Et, comme elle hésitait, il ajouta :

— Chère Emilia, croyez-moi, c’est un bon conseil que je vous donne là. Vous ne vous confessez plus depuis longtemps, et vous avez mille fois raison ; pourquoi aller raconter à un prêtre vos actions, lui rendre compile de vos paroles, de vos pensées ? Est-ce que ces choses-là le regardent ?… Or, votre mère croit que vous vous confessez régulièrement, et cela lui suffit… La communion n’a pas plus d’importance. Voyons, mon aimable amie, promettez-moi de communier le jour de Pâques, sans vous être confessée. Est-ce dit ?… Je comblerai tous vos désirs, pour chasser de votre cœur les moindres inquiétudes. Je ne veux pas que mon Emilia ait des tristesses ; je veux qu’elle soit gaie, sans souci, belle, la plus belle de toutes et la plus heureuse… Me promettez-vous de suivre mon conseil ?

— Oui, monsieur.

À ce moment, l’enfant de chœur sonna le Sanctus, et le mystérieux ami d’Emilia disparut. Puis, le rêve se termina, ou un autre songe banal, insignifiant, lui succéda, dont la jeune fille ne garda pas souvenir.

Le lendemain, Emilia, réfléchissant à ce qu’elle avait vu et entendu dans son sommeil, se dit que la nuit lui avait porté bon conseil et qu’elle communierait sans se confesser au préalable.

Ce fut ainsi qu’elle entra dans la voie du sacrilège. Elle mena dès lors une existence hypocrite, toute de dissimulation. Parfois, elle revoyait dans ses rêves son ami étrange. Elle s’habitua à lui. Enfin, elle voulut savoir son nom. Elle insista beaucoup ; mais il refusa encore de la satisfaire sur ce point.

Sa camarade d’enfance, un peu plus âgée qu’elle, était sa seule confidente. Celle-ci apprit un jour à Emilia qu’elle aussi voyait en songe le même personnage énigmatique. Puis, elle lui offrit de la faire entrer dans une société dont elle avait été reçue membre. C’était une loge luciférienne.

— Figure-toi, Emilia, lui dit-elle, que, l’autre jour, à notre réunion, nous avons eu, parmi les frères visiteurs, un monsieur très distingué qui ressemble comme deux gouttes d’eau à l’ami secret que nous voyons dans nos songes. Il m’a pris à part, un moment, et m’a dit : « Je vous en prie, ma chère sœur, conduisez-nous Emilia. »
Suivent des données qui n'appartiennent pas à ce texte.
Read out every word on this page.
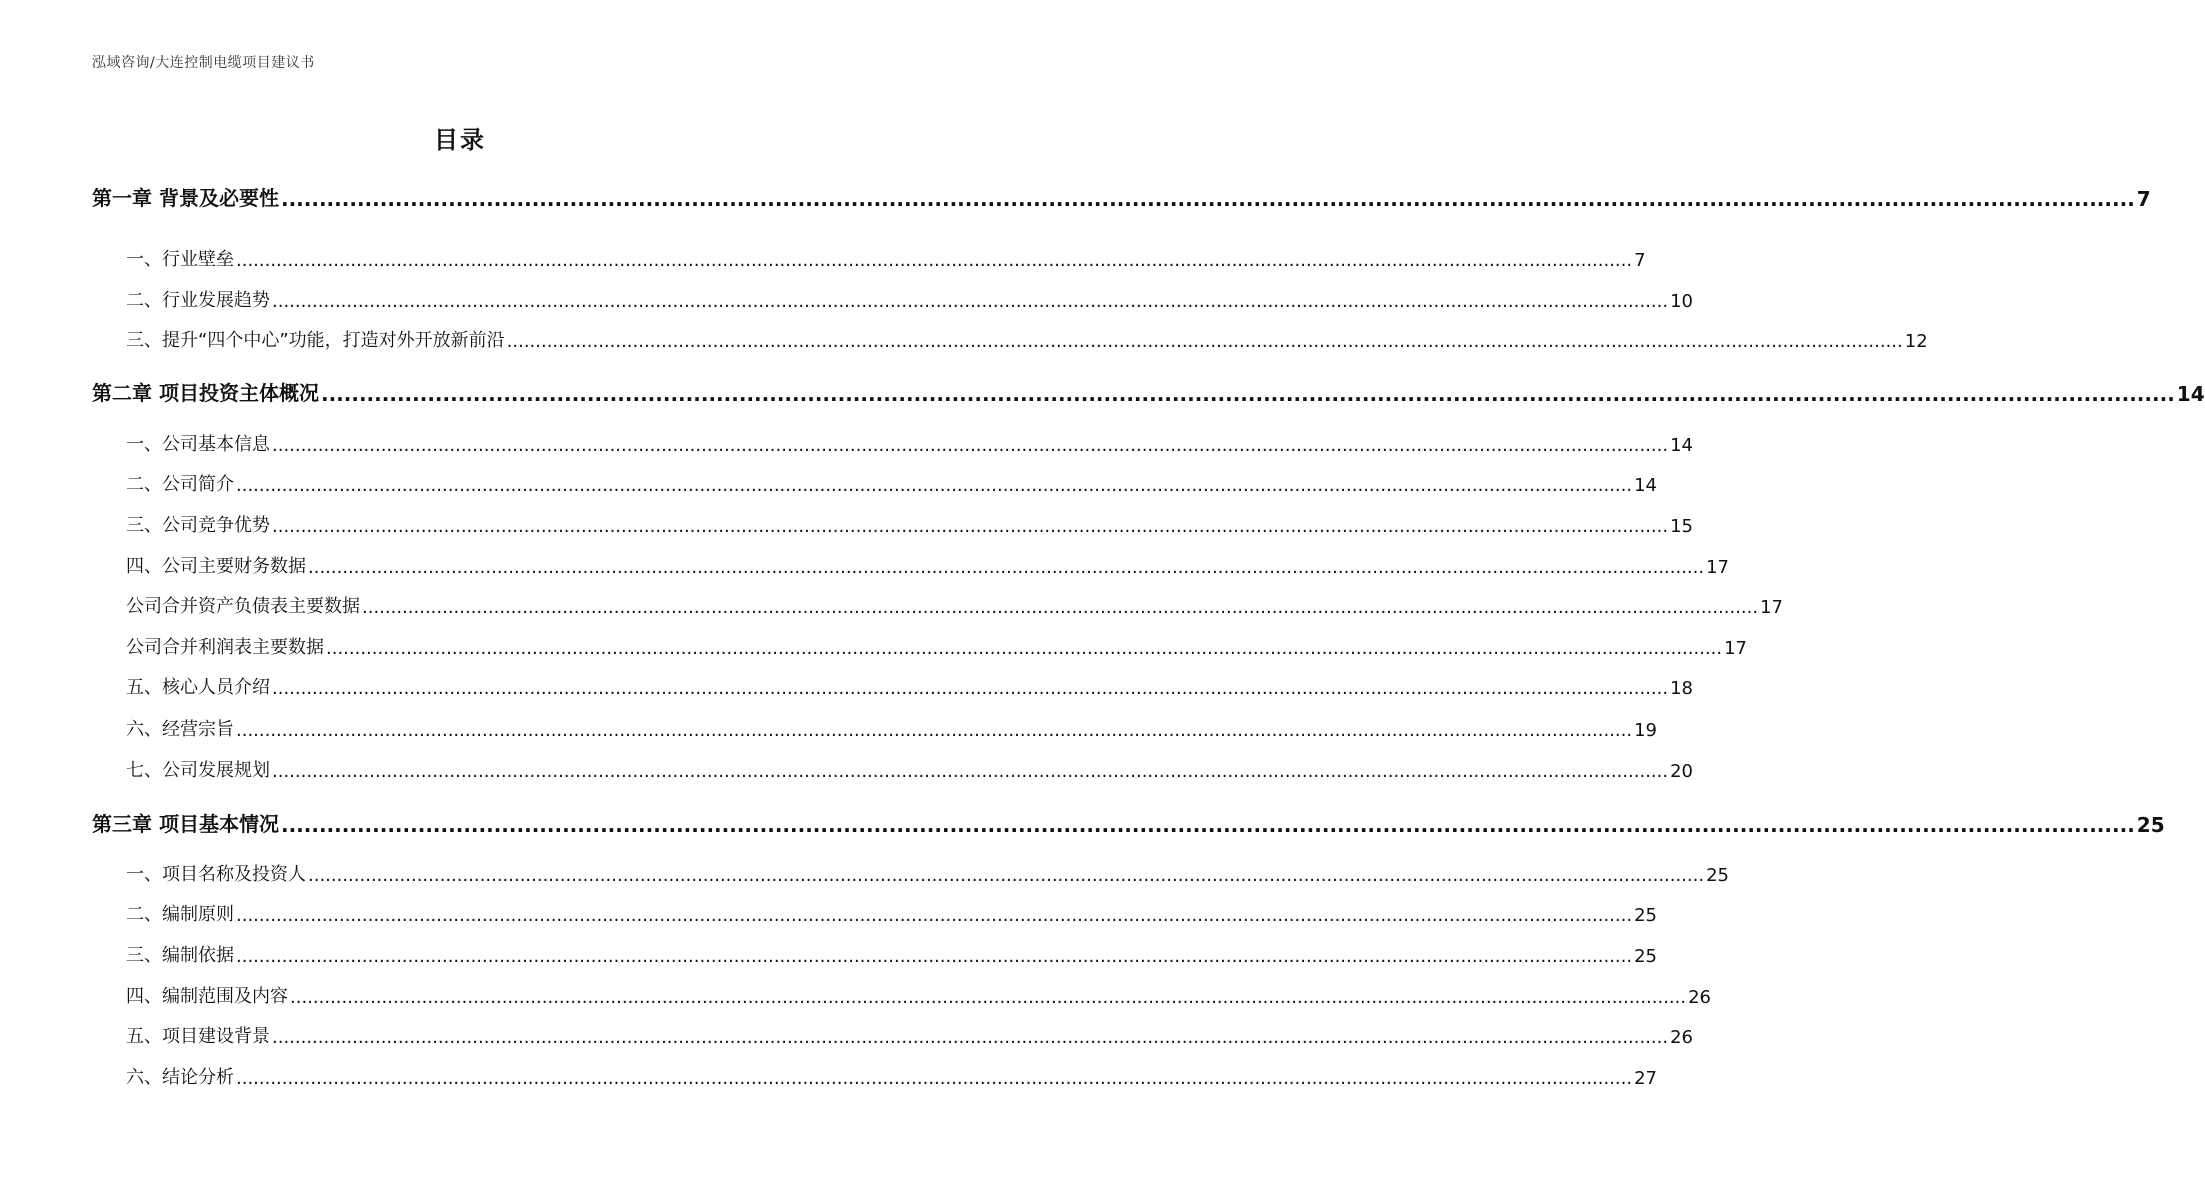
泓域咨询/大连控制电缆项目建议书
目录
第一章
背景及必要性 .................................................................................................................................................................................................................................................... 7
一、 行业壁垒 .................................................................................................................................................................................................................................................... 7
二、 行业发展趋势 .................................................................................................................................................................................................................................................... 10
三、 提升“四个中心”功能，打造对外开放新前沿 .................................................................................................................................................................................................................................................... 12
第二章
项目投资主体概况 .................................................................................................................................................................................................................................................... 14
一、 公司基本信息 .................................................................................................................................................................................................................................................... 14
二、 公司简介 .................................................................................................................................................................................................................................................... 14
三、 公司竞争优势 .................................................................................................................................................................................................................................................... 15
四、 公司主要财务数据 .................................................................................................................................................................................................................................................... 17
公司合并资产负债表主要数据 .................................................................................................................................................................................................................................................... 17
公司合并利润表主要数据 .................................................................................................................................................................................................................................................... 17
五、 核心人员介绍 .................................................................................................................................................................................................................................................... 18
六、 经营宗旨 .................................................................................................................................................................................................................................................... 19
七、 公司发展规划 .................................................................................................................................................................................................................................................... 20
第三章
项目基本情况 .................................................................................................................................................................................................................................................... 25
一、 项目名称及投资人 .................................................................................................................................................................................................................................................... 25
二、 编制原则 .................................................................................................................................................................................................................................................... 25
三、 编制依据 .................................................................................................................................................................................................................................................... 25
四、 编制范围及内容 .................................................................................................................................................................................................................................................... 26
五、 项目建设背景 .................................................................................................................................................................................................................................................... 26
六、 结论分析 .................................................................................................................................................................................................................................................... 27
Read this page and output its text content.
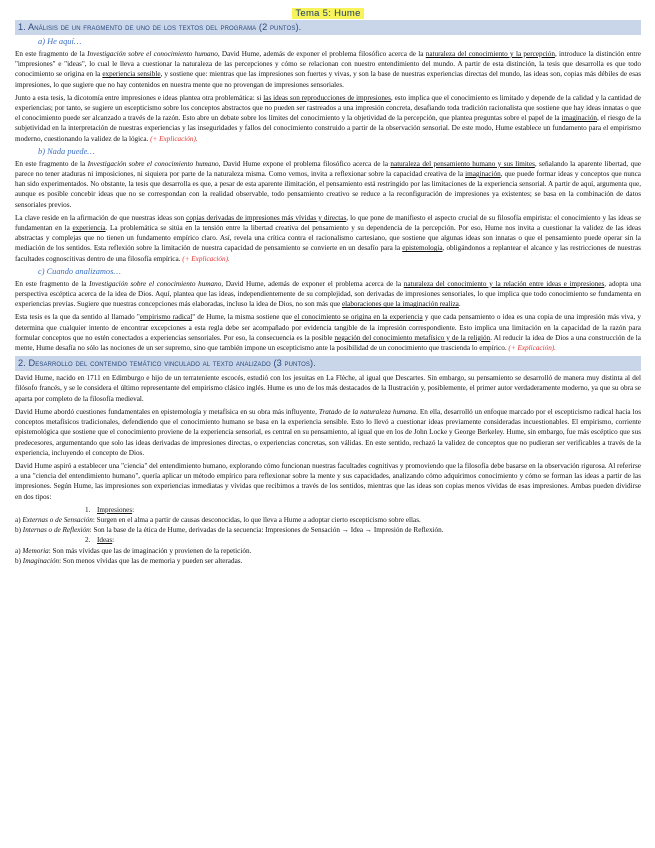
Tema 5: Hume
1. Análisis de un fragmento de uno de los textos del programa (2 puntos).
a) He aquí…

En este fragmento de la Investigación sobre el conocimiento humano, David Hume, además de exponer el problema filosófico acerca de la naturaleza del conocimiento y la percepción, introduce la distinción entre "impresiones" e "ideas", lo cual le lleva a cuestionar la naturaleza de las percepciones y cómo se relacionan con nuestro entendimiento del mundo. A partir de esta distinción, la tesis que desarrolla es que todo conocimiento se origina en la experiencia sensible, y sostiene que: mientras que las impresiones son fuertes y vivas, y son la base de nuestras experiencias directas del mundo, las ideas son, copias más débiles de esas impresiones, lo que sugiere que no hay contenidos en nuestra mente que no provengan de impresiones sensoriales.

Junto a esta tesis, la dicotomía entre impresiones e ideas plantea otra problemática: si las ideas son reproducciones de impresiones, esto implica que el conocimiento es limitado y depende de la calidad y la cantidad de experiencias; por tanto, se sugiere un escepticismo sobre los conceptos abstractos que no pueden ser rastreados a una impresión concreta, desafiando toda tradición racionalista que sostiene que hay ideas innatas o que el conocimiento puede ser alcanzado a través de la razón. Esto abre un debate sobre los límites del conocimiento y la objetividad de la percepción, que plantea preguntas sobre el papel de la imaginación, el riesgo de la subjetividad en la interpretación de nuestras experiencias y las inseguridades y fallos del conocimiento construido a partir de la observación sensorial. De este modo, Hume establece un fundamento para el empirismo moderno, cuestionando la validez de la lógica. (+ Explicación).

b) Nada puede…

En este fragmento de la Investigación sobre el conocimiento humano, David Hume expone el problema filosófico acerca de la naturaleza del pensamiento humano y sus límites, señalando la aparente libertad, que parece no tener ataduras ni imposiciones, ni siquiera por parte de la naturaleza misma. Como vemos, invita a reflexionar sobre la capacidad creativa de la imaginación, que puede formar ideas y conceptos que nunca han sido experimentados. No obstante, la tesis que desarrolla es que, a pesar de esta aparente ilimitación, el pensamiento está restringido por las limitaciones de la experiencia sensorial. A partir de aquí, argumenta que, aunque es posible concebir ideas que no se correspondan con la realidad observable, todo pensamiento creativo se reduce a la reconfiguración de impresiones ya existentes; se basa en la combinación de datos sensoriales previos.

La clave reside en la afirmación de que nuestras ideas son copias derivadas de impresiones más vívidas y directas, lo que pone de manifiesto el aspecto crucial de su filosofía empirista: el conocimiento y las ideas se fundamentan en la experiencia. La problemática se sitúa en la tensión entre la libertad creativa del pensamiento y su dependencia de la percepción. Por eso, Hume nos invita a cuestionar la validez de las ideas abstractas y complejas que no tienen un fundamento empírico claro. Así, revela una crítica contra el racionalismo cartesiano, que sostiene que algunas ideas son innatas o que el pensamiento puede operar sin la mediación de los sentidos. Esta reflexión sobre la limitación de nuestra capacidad de pensamiento se convierte en un desafío para la epistemología, obligándonos a replantear el alcance y las restricciones de nuestras facultades cognoscitivas dentro de una filosofía empírica. (+ Explicación).

c) Cuando analizamos…

En este fragmento de la Investigación sobre el conocimiento humano, David Hume, además de exponer el problema acerca de la naturaleza del conocimiento y la relación entre ideas e impresiones, adopta una perspectiva escéptica acerca de la idea de Dios. Aquí, plantea que las ideas, independientemente de su complejidad, son derivadas de impresiones sensoriales, lo que implica que todo conocimiento se fundamenta en experiencias previas. Sugiere que nuestras concepciones más elaboradas, incluso la idea de Dios, no son más que elaboraciones que la imaginación realiza.

Esta tesis es la que da sentido al llamado "empirismo radical" de Hume, la misma sostiene que el conocimiento se origina en la experiencia y que cada pensamiento o idea es una copia de una impresión más viva, y determina que cualquier intento de encontrar excepciones a esta regla debe ser acompañado por evidencia tangible de la impresión correspondiente. Esto implica una limitación en la capacidad de la razón para formular conceptos que no estén conectados a experiencias sensoriales. Por eso, la consecuencia es la posible negación del conocimiento metafísico y de la religión. Al reducir la idea de Dios a una construcción de la mente, Hume desafía no sólo las nociones de un ser supremo, sino que también impone un escepticismo ante la posibilidad de un conocimiento que trascienda lo empírico. (+ Explicación).

2. Desarrollo del contenido temático vinculado al texto analizado (3 puntos).

David Hume, nacido en 1711 en Edimburgo e hijo de un terrateniente escocés, estudió con los jesuitas en La Flèche, al igual que Descartes. Sin embargo, su pensamiento se desarrolló de manera muy distinta al del filósofo francés, y se le considera el último representante del empirismo clásico inglés. Hume es uno de los más destacados de la Ilustración y, posiblemente, el primer autor verdaderamente moderno, ya que su obra se aparta por completo de la filosofía medieval.

David Hume abordó cuestiones fundamentales en epistemología y metafísica en su obra más influyente, Tratado de la naturaleza humana. En ella, desarrolló un enfoque marcado por el escepticismo radical hacia los conceptos metafísicos tradicionales, defendiendo que el conocimiento humano se basa en la experiencia sensible. Esto lo llevó a cuestionar ideas previamente consideradas incuestionables. El empirismo, corriente epistemológica que sostiene que el conocimiento proviene de la experiencia sensorial, es central en su pensamiento, al igual que en los de John Locke y George Berkeley. Hume, sin embargo, fue más escéptico que sus predecesores, argumentando que solo las ideas derivadas de impresiones directas, o experiencias concretas, son válidas. En este sentido, rechazó la validez de conceptos que no pudieran ser verificables a través de la experiencia, incluyendo el concepto de Dios.

David Hume aspiró a establecer una "ciencia" del entendimiento humano, explorando cómo funcionan nuestras facultades cognitivas y promoviendo que la filosofía debe basarse en la observación rigurosa. Al referirse a una "ciencia del entendimiento humano", quería aplicar un método empírico para reflexionar sobre la mente y sus capacidades, analizando cómo adquirimos conocimiento y cómo se forman las ideas a partir de las impresiones. Según Hume, las impresiones son experiencias inmediatas y vívidas que recibimos a través de los sentidos, mientras que las ideas son copias menos vívidas de esas impresiones. Ambas pueden dividirse en dos tipos:

1. Impresiones:
a) Externas o de Sensación: Surgen en el alma a partir de causas desconocidas, lo que lleva a Hume a adoptar cierto escepticismo sobre ellas.
b) Internas o de Reflexión: Son la base de la ética de Hume, derivadas de la secuencia: Impresiones de Sensación → Idea → Impresión de Reflexión.
2. Ideas:
a) Memoria: Son más vívidas que las de imaginación y provienen de la repetición.
b) Imaginación: Son menos vívidas que las de memoria y pueden ser alteradas.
Emilia fut enchantée d’être présentée au triangle. Elle demanda l’initiation par l’intermédiaire de sa camarade, et fut reçue à son tour.

Deux années se passèrent. Jamais la famille ne se douta de rien ; car dans ces pays-là, les jeunes filles sortent à volonté et ont une grande liberté d’allures. On savait que, par son amie, son inséparable amie, Emilia fréquentait telles et telles personnes, toutes assez bien considérées dans la ville. Le père et la mère d’Emilia voyaient, d’autre part, quelquefois, ces personnes, mais sans soupçonner que c’était des affiliés aux arrière-loges.

Je tiens cette histoire de la bouche d’Emilia elle-même ; elle était devenue Maîtresse Templière, et, à une tenue palladique à laquelle j’assistai et où elle remplissait les fonctions de Chevalière d’Éloquence, elle raconta que c’était par une succession de songes qu’elle avait été amenée à connaître le Dieu-Bon. Elle donna tous les détails que je viens de rapporter, se félicitant de ses lectures de Dumas père, de Soulié et surtout d’Eugène Sue. Cette malheureuse, qui parlait avec une certaine facilité et non sans élégance, nous fit une sortie contre les prêtres d’Adonaï, qui fut fort applaudie. Elle avait tout au plus vingt-un ans. On voit qu’elle avait rapidement progressé dans la voie du mal.

Quant à sa fin, elle est bien triste ; je l’ai sue par ouï-dire, il n’y a pas longtemps, un jour que je demandai de ses nouvelles à quelqu’un du pays.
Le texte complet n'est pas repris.